Dans son plan d’économies, François Fillon a proposé la suppression de plusieurs niches fiscales. Mais plusieurs de ses propositions ont fait l’objet de vives réactions de la part des secteurs concernés, et déjà les parlementaires ont voté pour un amendement mettant probablement fin à l’une d’elles: l’exonération de TVA pour les parcs à thèmes. Michel Bouvier, professeur de Finances publiques à l'Université Paris I Panthéon-Sorbonne et directeur de la Revue Française de Finances publiques, livre son analyse sur ce casse-tête gouvernemental.
De quand date la majeure partie des niches fiscales françaises?
Les niches fiscales se sont développées à partir de la fin des années 1970 aussi bien pour la fiscalité de l’Etat que pour celle des collectivités locales qui ont connu un accroissement considérable. En effet, depuis la seconde moitié des années 1970, des crises économiques successives se sont produites, conduisant à soutenir les entreprises par un allègement de leur fiscalité. Le regard sur la fiscalité a changé et une critique de l'impôt et de la dépense publique s’est alors progressivement développée dans le monde entier. Au classique clientélisme s'est alors combinée la nécessité d'alléger le poids de l'impôt, justifiant dans les discours le recours à une fiscalité dérogatoire. Toutefois, si l'évolution en restait là, elle n'exprimerait finalement qu'un phénomène banal qu’il serait facile de juguler. Or, un regard attentif permet de constater qu’il s’est produit une certaine confiscation de la fiscalité dérogatoire par ses bénéficiaires, les dérogations ayant fini au fil des ans par se fondre dans la norme, par un «effet caméléon». Les niches fiscales traduisent une dérive vers un nouveau Moyen Age fiscal, comme une sorte d’implosion du système fiscal.
Peut-on s’attendre à ce que les différents lobbys, ou «corporations» parviennent à faire revenir le gouvernement sur ses objectifs lors du vote des parlementaires les 6 et 7 septembre prochains?
Oui, car ces niches sont très intimement inscrites, et souvent de manière très complexe, au sein de notre système d’imposition. Mais il faut bien comprendre que la fiscalité dérogatoire déborde largement le cadre d’influence des lobbies en favorisant de larges pans des classes moyennes, voire même en transcendant les intérêts des différentes classes sociales. Ainsi, seules les niches concernant une population limitée peuvent être supprimées sans donner lieu à des résistances importantes. Le pouvoir fiscal est donc de moins en moins l'attribut du pouvoir universel traditionnellement représenté par l'Etat.
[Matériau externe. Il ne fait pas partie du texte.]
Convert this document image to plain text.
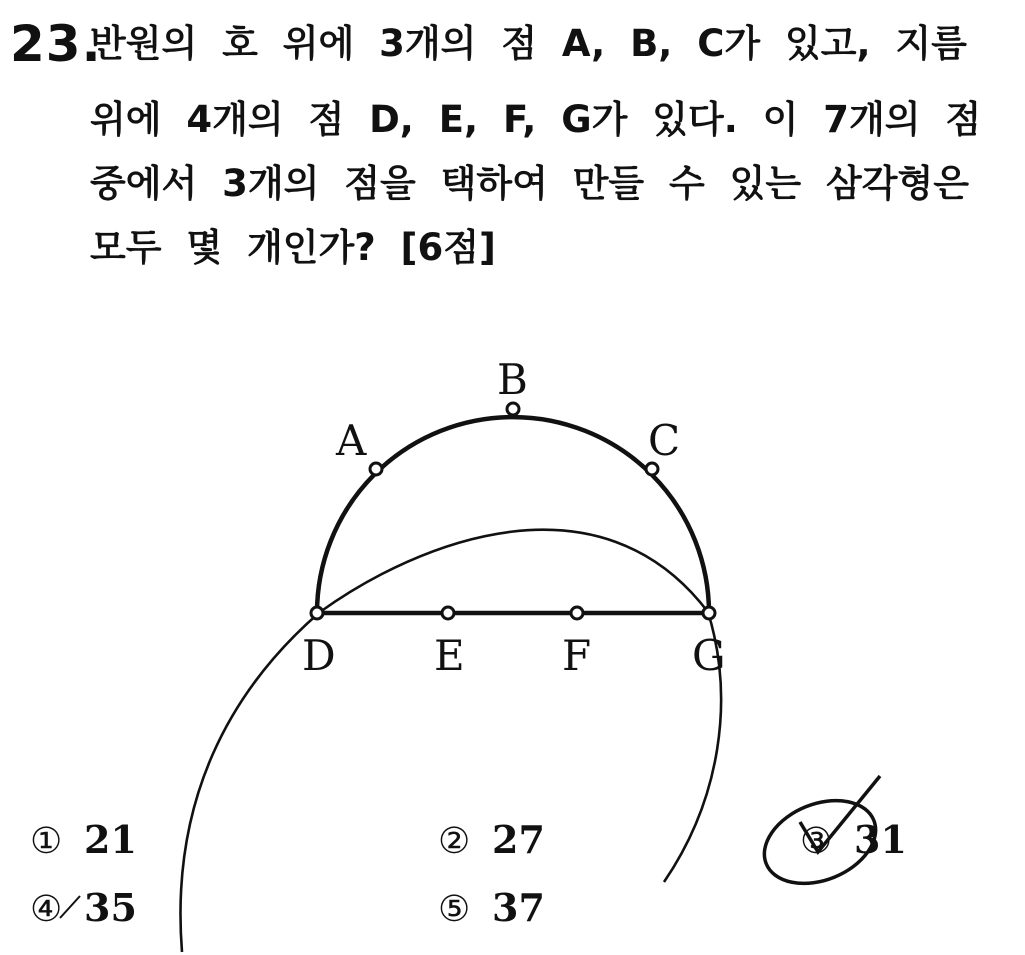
23.
반원의 호 위에 3개의 점 A, B, C가 있고, 지름
위에 4개의 점 D, E, F, G가 있다. 이 7개의 점
중에서 3개의 점을 택하여 만들 수 있는 삼각형은
모두 몇 개인가? [6점]
A
B
C
D E F G
① 21	② 27	③ 31
④ 35	⑤ 37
De ce fait, il a bien souvent du mal à faire marche arrière pour retourner vers une universalisation de la fiscalité et renouer avec une histoire, commencée sous l'Ancien Régime, qui lui a permis d'exister comme force politique incontestée.
Quel serait, selon vous, le meilleur moyen de supprimer ces niches?
Cette situation résulte de réponses données au coup par coup aux problèmes. Or, plutôt que d'apporter des réponses inadaptées et de céder à des revendications particulières, il vaudrait mieux réhabiliter et réaffirmer le principe d'universalité de l'impôt ainsi que de redéfinir son corollaire, à savoir l'égalité et de justice fiscale. Il conviendrait ensuite de penser et mettre en œuvre un projet fiscal cohérent, ce qui supposerait une réflexion d’ampleur sur la pertinence de nos actuels impôts; il faudrait aussi un effort important d’invention pout aboutir à un système fiscal adapté à la société globalisée d’aujourd’hui, laquelle de surcroît est de plus en plus déterminée par les nouvelles technologies d’information et de communication.